Голубое небо струилось музыкой. Только что подстриженная мною трава наполняла воздух своим благоуханием, напоминая предвкушение любви, эту любовную увертюру, сопровождавшую годы нашей юности. Бывало, бежишь по беговой дорожке и потом вдруг бросишься, задыхаясь, лицом в траву. Пыл, с каким обнимаешь в эту минуту школьный газон, равносилен клятве, обету, данному на всю жизнь. И вот, размышляя о всяких мирных материях, я вдруг заметил, что черные муравьи одержали победу над рыжими и убирают с поля боя трупы противников. Пролетела малиновка, преследуемая двумя сойками. Потом, клюя друг друга в голову на лету, мимо меня пронеслись два скворца. А примерно на расстоянии фута от того места, где я стоял, я увидел мокасиновую змею; она выползала из своей темной зимней кожи, оставалось только вытащить хвост. Я не столько испугался, сколько был потрясен собственной неподготовленностью к этому виду смерти. Передо мной извивался смертельный яд, он был такой же правомерной частью земли, как протекающая в ручье вода, а я в своей системе мирозданья не оставил для него места. Я вернулся в дом за ружьем, но, к несчастью, мне повстречалась старшая из моих двух собак, сука, которая не переносила ружейных выстрелов. Безжалостно раздираемая своим охотничьим инстинктом, с одной стороны, и страхом — с другой, при виде дробовика она принялась лаять и подскуливать. На ее лай прибежала вторая собака; прирожденный охотник, она скачками спустилась по ступеням, готовая притащить птицу или зайца. В сопровождении двух собак, из которых одна лаяла от восторга, а другая — от ужаса, я вернулся в сад и только успел увидеть хвост змеи, исчезающей в щели каменной ограды.
Затем я отправился на машине в поселок, купил семян для газона и, вспомнив, что жена заказывала мне купить бриошей, поехал на Двадцать седьмое шоссе в гастрономический магазин. Как описать субботний вечер в этом магазине, не прибегнув к помощи кинокамеры! Язык наш традиционен, он сложился в результате многовековой практики общения. А в кондитерском отделе, где я стоял в очереди, казалось, все традиции (если не считать самих булочек и пирожных, выставленных под стеклом на прилавке) были нарушены. Нас было человек шесть или семь, и все мы ждали, когда стоявший впереди старик справится со своим длинным списком. Я заглянул ему через плечо и прочитал: «Шесть яиц. Закуски».
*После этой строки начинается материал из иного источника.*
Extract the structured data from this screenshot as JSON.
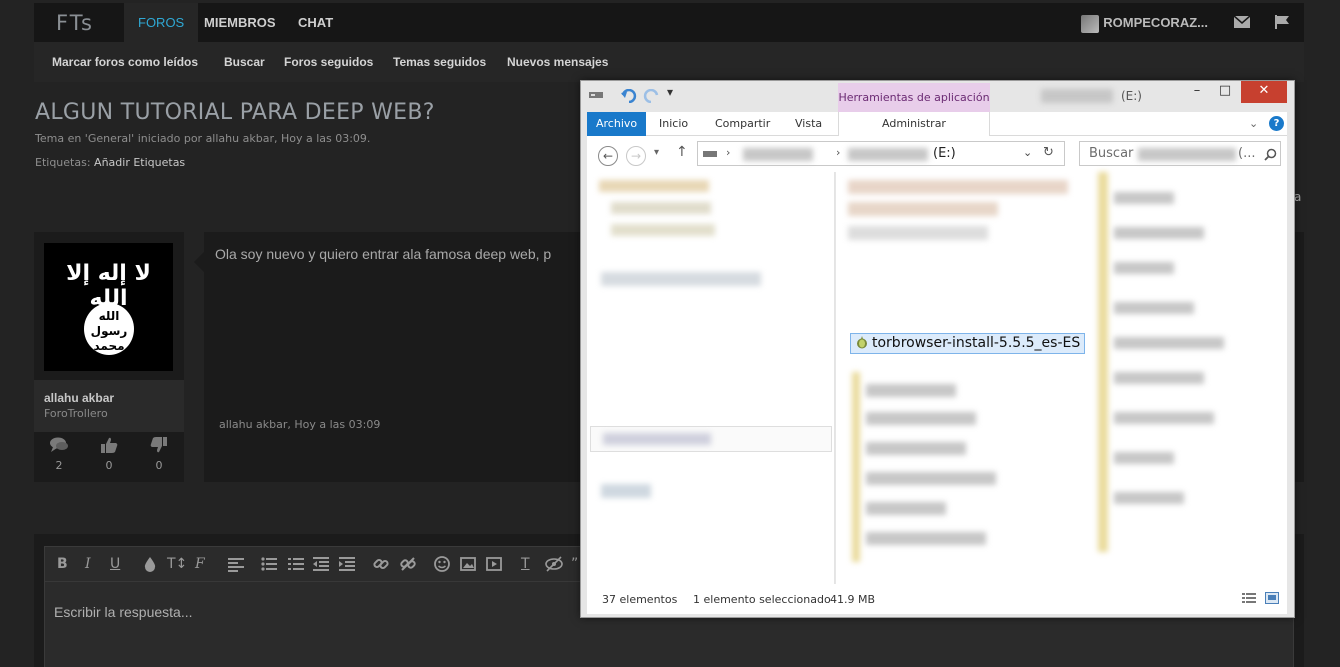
{
  "forum": {
    "logo": "FTs",
    "nav": {
      "foros": "FOROS",
      "miembros": "MIEMBROS",
      "chat": "CHAT"
    },
    "username": "ROMPECORAZ...",
    "subnav": [
      "Marcar foros como leídos",
      "Buscar",
      "Foros seguidos",
      "Temas seguidos",
      "Nuevos mensajes"
    ],
    "thread": {
      "title": "ALGUN TUTORIAL PARA DEEP WEB?",
      "meta": "Tema en 'General' iniciado por allahu akbar, Hoy a las 03:09.",
      "tags_label": "Etiquetas:",
      "tags_link": "Añadir Etiquetas"
    },
    "post": {
      "author": "allahu akbar",
      "role": "ForoTrollero",
      "stats": {
        "messages": "2",
        "likes": "0",
        "dislikes": "0"
      },
      "text": "Ola soy nuevo y quiero entrar ala famosa deep web, p",
      "footer": "allahu akbar, Hoy a las 03:09",
      "avatar_text_top": "لا إله إلا الله",
      "avatar_seal": "الله\nرسول\nمحمد"
    },
    "stray_letter": "a",
    "editor": {
      "placeholder": "Escribir la respuesta..."
    }
  },
  "explorer": {
    "context_tab": "Herramientas de aplicación",
    "caption_drive": "(E:)",
    "ribbon_tabs": [
      "Archivo",
      "Inicio",
      "Compartir",
      "Vista"
    ],
    "admin_tab": "Administrar",
    "address_drive": "(E:)",
    "search_placeholder": "Buscar",
    "search_suffix": "(...",
    "selected_file": "torbrowser-install-5.5.5_es-ES",
    "status": {
      "count": "37 elementos",
      "selected": "1 elemento seleccionado",
      "size": "41.9 MB"
    }
  }
}
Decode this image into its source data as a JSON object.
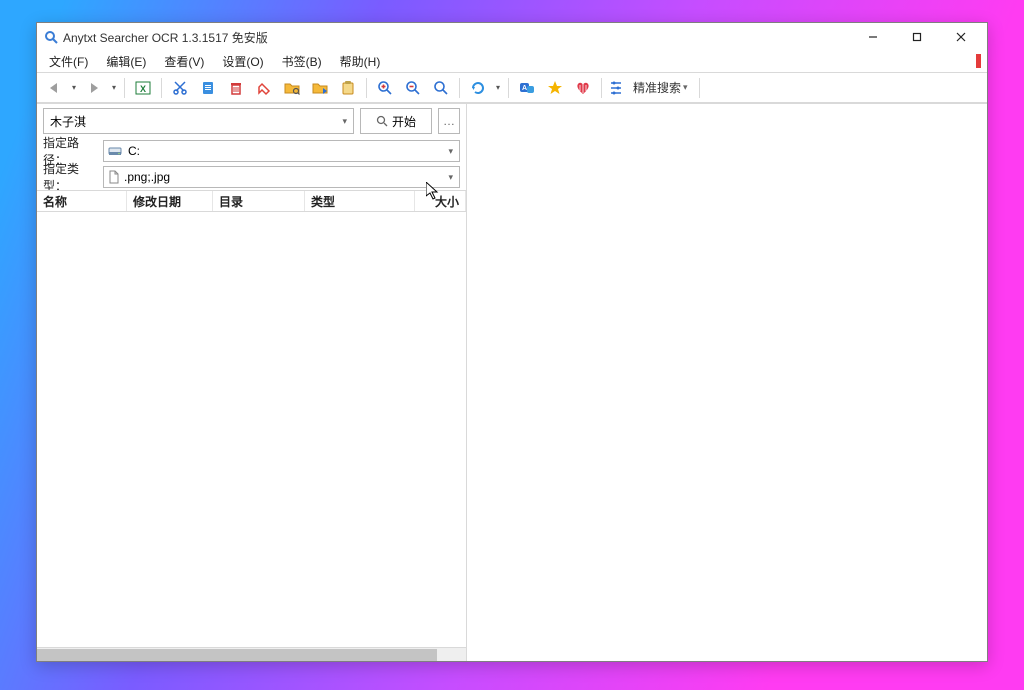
{
  "window": {
    "title": "Anytxt Searcher OCR 1.3.1517 免安版"
  },
  "menu": {
    "file": "文件(F)",
    "edit": "编辑(E)",
    "view": "查看(V)",
    "settings": "设置(O)",
    "bookmark": "书签(B)",
    "help": "帮助(H)"
  },
  "toolbar": {
    "precise": "精准搜索"
  },
  "search": {
    "query": "木子淇",
    "start": "开始",
    "more": "…"
  },
  "fields": {
    "path_label": "指定路径：",
    "path_value": "C:",
    "type_label": "指定类型：",
    "type_value": ".png;.jpg"
  },
  "columns": {
    "name": "名称",
    "date": "修改日期",
    "dir": "目录",
    "type": "类型",
    "size": "大小"
  }
}
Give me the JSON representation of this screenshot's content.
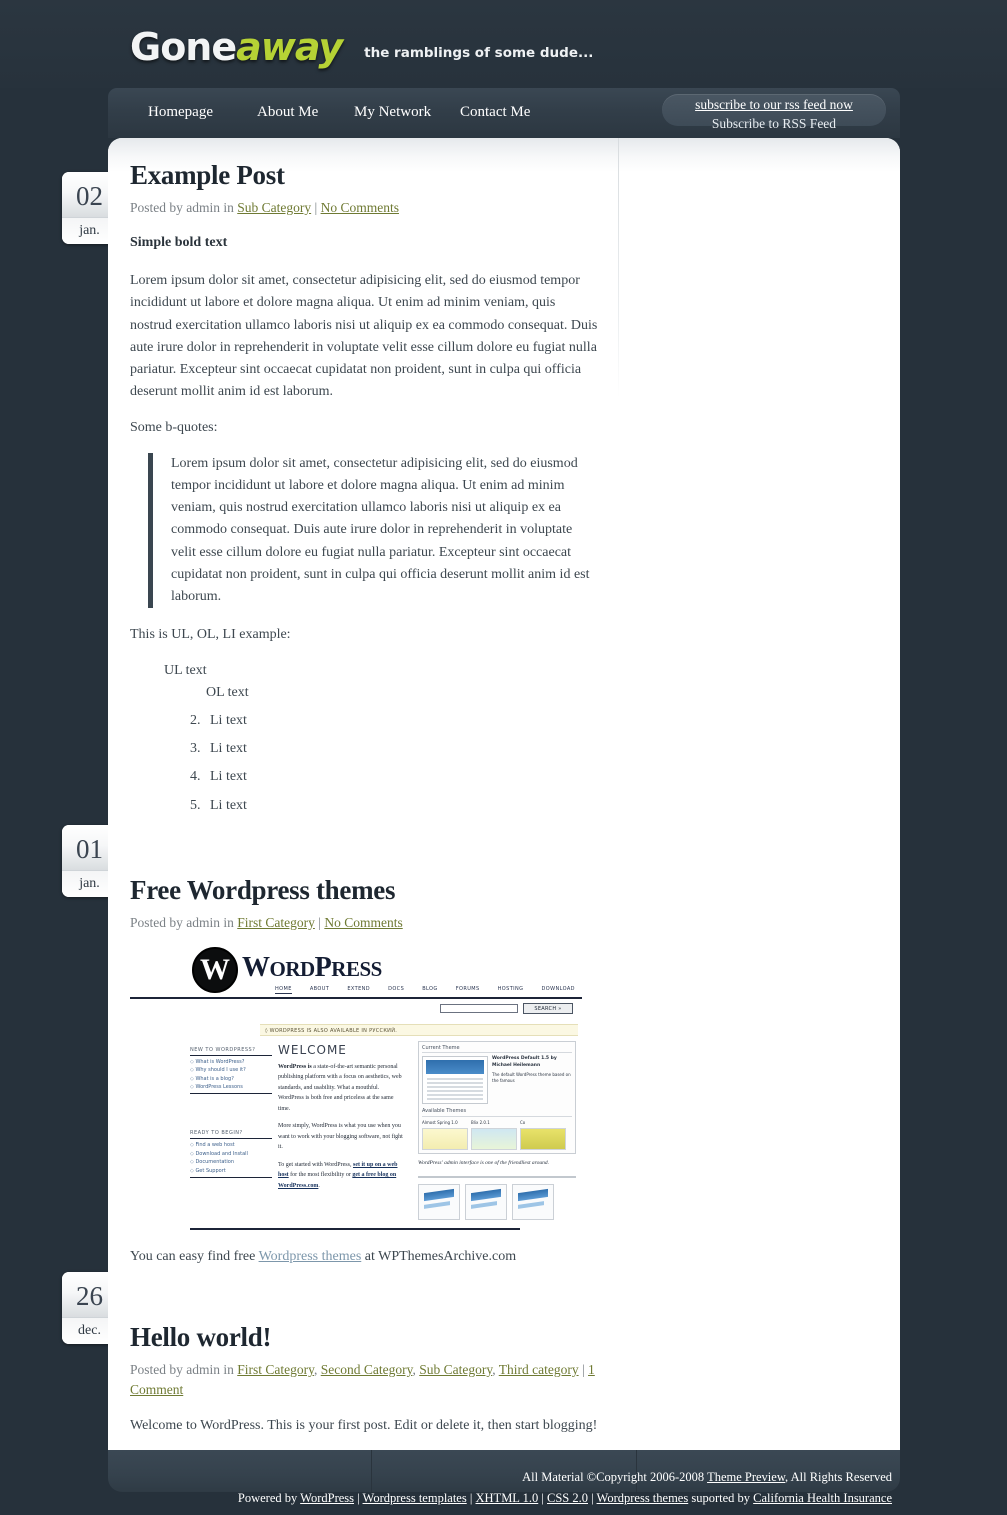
{
  "site": {
    "logo_part1": "Gone",
    "logo_part2": "away",
    "tagline": "the ramblings of some dude...",
    "logo_accent_color": "#b6d235",
    "background_color": "#26313b"
  },
  "nav": {
    "items": [
      {
        "label": "Homepage"
      },
      {
        "label": "About Me"
      },
      {
        "label": "My Network"
      },
      {
        "label": "Contact Me"
      }
    ],
    "rss": {
      "link_label": "subscribe to our rss feed now",
      "sub_label": "Subscribe to RSS Feed"
    }
  },
  "posts": [
    {
      "date": {
        "day": "02",
        "month": "jan."
      },
      "title": "Example Post",
      "meta_prefix": "Posted by admin in ",
      "categories": [
        "Sub Category"
      ],
      "comments": "No Comments",
      "bold_line": "Simple bold text",
      "paragraph1": "Lorem ipsum dolor sit amet, consectetur adipisicing elit, sed do eiusmod tempor incididunt ut labore et dolore magna aliqua. Ut enim ad minim veniam, quis nostrud exercitation ullamco laboris nisi ut aliquip ex ea commodo consequat. Duis aute irure dolor in reprehenderit in voluptate velit esse cillum dolore eu fugiat nulla pariatur. Excepteur sint occaecat cupidatat non proident, sunt in culpa qui officia deserunt mollit anim id est laborum.",
      "quote_intro": "Some b-quotes:",
      "blockquote": "Lorem ipsum dolor sit amet, consectetur adipisicing elit, sed do eiusmod tempor incididunt ut labore et dolore magna aliqua. Ut enim ad minim veniam, quis nostrud exercitation ullamco laboris nisi ut aliquip ex ea commodo consequat. Duis aute irure dolor in reprehenderit in voluptate velit esse cillum dolore eu fugiat nulla pariatur. Excepteur sint occaecat cupidatat non proident, sunt in culpa qui officia deserunt mollit anim id est laborum.",
      "list_intro": "This is UL, OL, LI example:",
      "ul_text": "UL text",
      "ol_text": "OL text",
      "li_items": [
        "Li text",
        "Li text",
        "Li text",
        "Li text"
      ]
    },
    {
      "date": {
        "day": "01",
        "month": "jan."
      },
      "title": "Free Wordpress themes",
      "meta_prefix": "Posted by admin in ",
      "categories": [
        "First Category"
      ],
      "comments": "No Comments",
      "closing_before": "You can easy find free ",
      "closing_link": "Wordpress themes",
      "closing_after": " at WPThemesArchive.com"
    },
    {
      "date": {
        "day": "26",
        "month": "dec."
      },
      "title": "Hello world!",
      "meta_prefix": "Posted by admin in ",
      "categories": [
        "First Category",
        "Second Category",
        "Sub Category",
        "Third category"
      ],
      "comments": "1 Comment",
      "paragraph1": "Welcome to WordPress. This is your first post. Edit or delete it, then start blogging!"
    }
  ],
  "wp_screenshot": {
    "wordmark_big": "W",
    "wordmark_rest": "ORD",
    "wordmark_p": "P",
    "wordmark_ress": "RESS",
    "nav": [
      "HOME",
      "ABOUT",
      "EXTEND",
      "DOCS",
      "BLOG",
      "FORUMS",
      "HOSTING",
      "DOWNLOAD"
    ],
    "search_button": "SEARCH »",
    "notice": "◊ WORDPRESS IS ALSO AVAILABLE IN РУССКИЙ.",
    "col1_head": "NEW TO WORDPRESS?",
    "col1_items": [
      "What is WordPress?",
      "Why should I use it?",
      "What is a blog?",
      "WordPress Lessons"
    ],
    "col2_head": "READY TO BEGIN?",
    "col2_items": [
      "Find a web host",
      "Download and Install",
      "Documentation",
      "Get Support"
    ],
    "welcome": "WELCOME",
    "p1_bold": "WordPress is",
    "p1_rest": " a state-of-the-art semantic personal publishing platform with a focus on aesthetics, web standards, and usability. What a mouthful. WordPress is both free and priceless at the same time.",
    "p2": "More simply, WordPress is what you use when you want to work with your blogging software, not fight it.",
    "p3_a": "To get started with WordPress, ",
    "p3_lk1": "set it up on a web host",
    "p3_b": " for the most flexibility or ",
    "p3_lk2": "get a free blog on WordPress.com",
    "p3_c": ".",
    "panel_title1": "Current Theme",
    "theme_name": "WordPress Default 1.5 by Michael Heilemann",
    "theme_desc": "The default WordPress theme based on the famous",
    "panel_title2": "Available Themes",
    "avail_names": [
      "Almost Spring 1.0",
      "Blix 2.0.1",
      "Co"
    ],
    "caption": "WordPress' admin interface is one of the friendliest around."
  },
  "footer": {
    "line1_a": "All Material ©Copyright 2006-2008 ",
    "line1_link": "Theme Preview",
    "line1_b": ", All Rights Reserved",
    "line2_a": "Powered by ",
    "line2_link1": "WordPress",
    "line2_sep1": " | ",
    "line2_link2": "Wordpress templates",
    "line2_sep2": " | ",
    "line2_link3": "XHTML 1.0",
    "line2_sep3": " | ",
    "line2_link4": "CSS 2.0",
    "line2_sep4": " | ",
    "line2_link5": "Wordpress themes",
    "line2_mid": " suported by ",
    "line2_link6": "California Health Insurance"
  }
}
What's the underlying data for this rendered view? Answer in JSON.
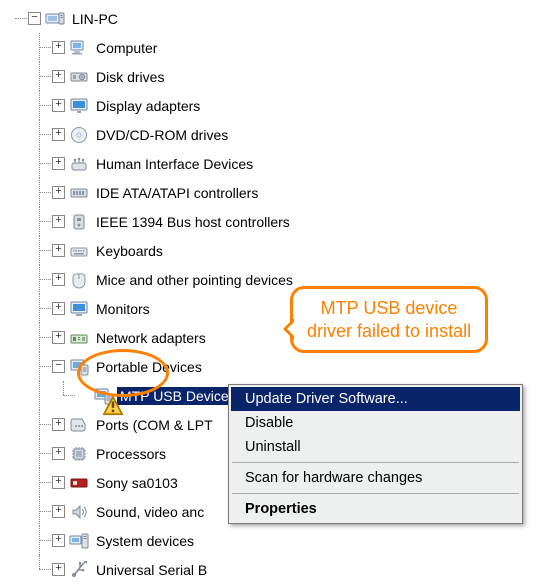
{
  "root": {
    "label": "LIN-PC"
  },
  "categories": [
    {
      "label": "Computer"
    },
    {
      "label": "Disk drives"
    },
    {
      "label": "Display adapters"
    },
    {
      "label": "DVD/CD-ROM drives"
    },
    {
      "label": "Human Interface Devices"
    },
    {
      "label": "IDE ATA/ATAPI controllers"
    },
    {
      "label": "IEEE 1394 Bus host controllers"
    },
    {
      "label": "Keyboards"
    },
    {
      "label": "Mice and other pointing devices"
    },
    {
      "label": "Monitors"
    },
    {
      "label": "Network adapters"
    },
    {
      "label": "Portable Devices"
    },
    {
      "label": "Ports (COM & LPT"
    },
    {
      "label": "Processors"
    },
    {
      "label": "Sony sa0103"
    },
    {
      "label": "Sound, video anc"
    },
    {
      "label": "System devices"
    },
    {
      "label": "Universal Serial B"
    }
  ],
  "selected_child": {
    "label": "MTP USB Device"
  },
  "callout": {
    "line1": "MTP USB device",
    "line2": "driver failed to install"
  },
  "contextMenu": {
    "update": "Update Driver Software...",
    "disable": "Disable",
    "uninstall": "Uninstall",
    "scan": "Scan for hardware changes",
    "properties": "Properties"
  }
}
Он заметил, что я читаю его документ, и жестом благоразумного картежника прижал его к груди. Любовная песня, которую передавали по радио, внезапно оборвалась, и на смену ей пришла ча-ча-ча. Стоявшая передо мною женщина начала застенчиво поводить плечами и переступать с ноги на ногу, в такт музыке. «Хотите танцевать, мадам?» — спросил я. Она была некрасива, но я протянул ей руки, она скользнула между них, и минуты две-три мы с ней протанцевали. Чувствовалось, что она очень любит танцевать, но что ей с ее лицом дурнушки нечасто удавалось получить приглашение на танец. Затем она вдруг густо покраснела, выскользнула из моих рук, перешла к витрине и стала в упор разглядывать бостонские булочки с кремом. Но я чувствовал, что мы с ней взяли верное направление, и, уплатив за бриоши, сел в машину в приподнятом состоянии духа, которое не покидало меня всю дорогу. На углу Эйлуайвз-лейн меня остановил полицейский и заставил пропустить процессию. Первой шла носатая девушка в сапогах и шортах, подчеркивающих изумительную форму ее бедер. На голове у нее был нахлобучен гусарский кивер. Она шагала, размахивая алюминиевой палочкой. За ней шла другая девушка, с еще более изумительными и пышными бедрами. Она шла, выставив свой плоский живот далеко вперед, что придавало ее позвоночнику какой-то фантастический изгиб, а сама она, казалось, с брезгливой скукой смотрела сквозь свои бифокальные очки на эту непомерно выдвинувшуюся часть своего тела. Затем следовал духовой оркестр, состоящий из мальчишек, среди которых там и сям были вкраплены седые ветераны. Оркестр играл «Кейсоны шагают вперед». Это бессмысленное шествие, без знамен, без видимой цели, без определенного направления, показалось мне ужасно забавным, и я смеялся всю дорогу домой. А жена почему-то грустила.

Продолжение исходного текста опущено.